そう思ってたら、ちょうどそこに、カウノさんがぶらりと」

 その少し支離滅裂な言は、カウノにとっては意外なものだった。モーリェが少なからず戸惑いを覚えていることがわかったからだ。
 彼はゆっくりと振り返って、

「会いたいのか、その女の人に?」
「はい」
「会って、どうするんだ」
「謝りたいんです。この男の人は、死んでしまいました。わたしのせいで。
ごめんなさい、って」
「――モーリェ」

 カウノはモニターの先――幾何学的な稜線の集合である発光体――を見ながら、少女の方を向かずに、僅かに逡巡して、挙句口を開いた。

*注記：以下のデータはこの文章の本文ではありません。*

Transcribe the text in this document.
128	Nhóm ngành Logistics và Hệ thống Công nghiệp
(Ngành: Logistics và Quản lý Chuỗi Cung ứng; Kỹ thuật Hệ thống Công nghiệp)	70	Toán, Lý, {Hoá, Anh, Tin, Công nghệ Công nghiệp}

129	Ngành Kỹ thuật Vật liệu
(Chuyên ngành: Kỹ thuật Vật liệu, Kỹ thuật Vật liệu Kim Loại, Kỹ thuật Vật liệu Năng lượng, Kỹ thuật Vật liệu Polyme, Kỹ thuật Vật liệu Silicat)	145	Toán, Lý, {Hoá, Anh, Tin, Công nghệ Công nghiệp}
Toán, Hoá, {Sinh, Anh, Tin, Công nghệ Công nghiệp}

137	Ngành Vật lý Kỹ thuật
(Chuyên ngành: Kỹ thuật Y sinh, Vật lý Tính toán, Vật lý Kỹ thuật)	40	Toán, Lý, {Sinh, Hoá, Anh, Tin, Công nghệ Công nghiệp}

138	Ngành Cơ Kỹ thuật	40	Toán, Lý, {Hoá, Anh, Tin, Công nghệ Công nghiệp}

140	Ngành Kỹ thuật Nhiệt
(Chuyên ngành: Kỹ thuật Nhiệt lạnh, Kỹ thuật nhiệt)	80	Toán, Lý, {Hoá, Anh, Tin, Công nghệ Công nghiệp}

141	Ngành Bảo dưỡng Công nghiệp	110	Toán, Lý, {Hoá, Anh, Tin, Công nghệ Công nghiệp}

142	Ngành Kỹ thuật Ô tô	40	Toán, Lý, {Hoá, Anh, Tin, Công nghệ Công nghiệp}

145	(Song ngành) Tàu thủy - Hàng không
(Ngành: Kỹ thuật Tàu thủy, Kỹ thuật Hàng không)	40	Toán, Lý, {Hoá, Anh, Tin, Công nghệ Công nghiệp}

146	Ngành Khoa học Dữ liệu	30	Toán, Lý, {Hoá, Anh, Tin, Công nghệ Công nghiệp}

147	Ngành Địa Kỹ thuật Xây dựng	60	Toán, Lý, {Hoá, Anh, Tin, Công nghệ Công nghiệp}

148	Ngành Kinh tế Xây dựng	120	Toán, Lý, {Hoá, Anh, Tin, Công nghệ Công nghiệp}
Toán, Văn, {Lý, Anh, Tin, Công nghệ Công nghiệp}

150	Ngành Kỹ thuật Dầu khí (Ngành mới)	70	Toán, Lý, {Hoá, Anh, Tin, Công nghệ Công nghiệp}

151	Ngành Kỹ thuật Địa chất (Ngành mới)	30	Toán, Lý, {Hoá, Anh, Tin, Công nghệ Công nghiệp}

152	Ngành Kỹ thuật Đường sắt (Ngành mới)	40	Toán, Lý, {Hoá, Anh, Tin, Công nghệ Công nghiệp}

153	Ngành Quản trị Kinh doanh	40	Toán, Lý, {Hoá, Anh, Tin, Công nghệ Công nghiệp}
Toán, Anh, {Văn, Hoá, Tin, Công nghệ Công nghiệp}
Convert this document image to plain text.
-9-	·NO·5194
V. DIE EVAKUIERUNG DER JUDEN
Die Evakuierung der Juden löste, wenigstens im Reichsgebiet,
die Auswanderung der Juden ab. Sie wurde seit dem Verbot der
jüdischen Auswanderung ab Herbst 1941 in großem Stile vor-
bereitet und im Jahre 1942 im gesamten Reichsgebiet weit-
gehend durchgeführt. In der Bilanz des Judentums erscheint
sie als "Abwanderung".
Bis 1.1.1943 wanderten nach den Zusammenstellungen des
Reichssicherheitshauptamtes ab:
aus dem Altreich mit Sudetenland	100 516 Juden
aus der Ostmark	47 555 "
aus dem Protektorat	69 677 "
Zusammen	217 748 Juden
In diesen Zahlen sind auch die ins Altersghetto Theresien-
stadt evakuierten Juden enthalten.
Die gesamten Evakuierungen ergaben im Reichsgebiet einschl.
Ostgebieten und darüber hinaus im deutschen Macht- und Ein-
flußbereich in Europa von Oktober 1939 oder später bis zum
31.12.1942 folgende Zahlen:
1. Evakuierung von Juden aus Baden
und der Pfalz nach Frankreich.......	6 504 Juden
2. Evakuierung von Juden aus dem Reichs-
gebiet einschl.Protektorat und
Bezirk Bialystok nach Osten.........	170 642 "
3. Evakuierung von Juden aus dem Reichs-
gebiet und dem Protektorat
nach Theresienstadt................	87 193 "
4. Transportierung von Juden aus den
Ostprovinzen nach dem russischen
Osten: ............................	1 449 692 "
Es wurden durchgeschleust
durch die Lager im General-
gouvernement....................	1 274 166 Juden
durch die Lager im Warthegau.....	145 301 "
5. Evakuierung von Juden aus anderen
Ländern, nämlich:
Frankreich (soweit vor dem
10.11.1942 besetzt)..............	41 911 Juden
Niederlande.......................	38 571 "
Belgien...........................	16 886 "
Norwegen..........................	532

「あんたがその人に会ったのは、随分昔のことだろう。俺が見た景色からして、大体三百年くらい前の話だ。
そしたら、多分、もう、その人はいない」
「あ――そうなんですか」

 モーリェは一瞬ぽかんとした表情を浮かべた。

「そうだ。俺たちの肉体は百年も保つように出来てないからな」
「そうなんですか。じゃあ、もうあの人は、いないんですね。
それは、知りませんでした」

 それきり黙り込んだモーリェを、カウノはじっと見詰めた。
 しかしかける言葉は見つからない。彼は再び前に向き直り、モニターに映る星へと目を向けた。

(どうして、こいつは、俺たちに興味を持ちだしたんだろう)

 後にいる少女は、あくまで、いつかどこかにいた誰かの模倣でしかないらしい。
 そして、彼女の本体とも言うべき相手は、目の前の星。
 変わってはいるが、ただの星にしか見えないこれが、意識を持って、人間やその他に接触を図ろうとしている。
 何故か?

(……なんでもいい。もう、疲れた)

 カウノは溜息をつき、モニター横ですっかり汗をかいたジーマに手を伸ばし、一口だけ含んだ。
 二酸化炭素ガスは随分と抜けてしまっていたようで、ぬるく刺激もない液体が、カウノの喉に流れ込んだ。

「なあ」
「――はい?」
「あんた、これから、どうするんだ」

 答えはしばらくの間返ってこなかった。
 あの快活すぎる少女が黙りこくっている。カウノはそれに違和感を覚え、横目でちらりとモーリェを視界に入れた。

「……わかりません」

 しかしモーリェは小さな身体を更に縮こませるようにして、じっと俯いているだけであった。

「わかりません」

 モーリェはもう一度言った。

「そうか」

 カウノは何か声をかけてやりたいと思ったが、適当な言葉は見つからず、それしか言えずにいた。
 再びモニターを見る。惑星は相変わらず美しい。曲線は絶えず作り出され、色を変え、しばらく宇宙をたゆとうと消えることなく星に戻り、新たな曲線を作る。

(今日は――疲れた――)

 星の鼓動はあくまで緩やかで、引きずられるように、カウノは眠りに落ちた。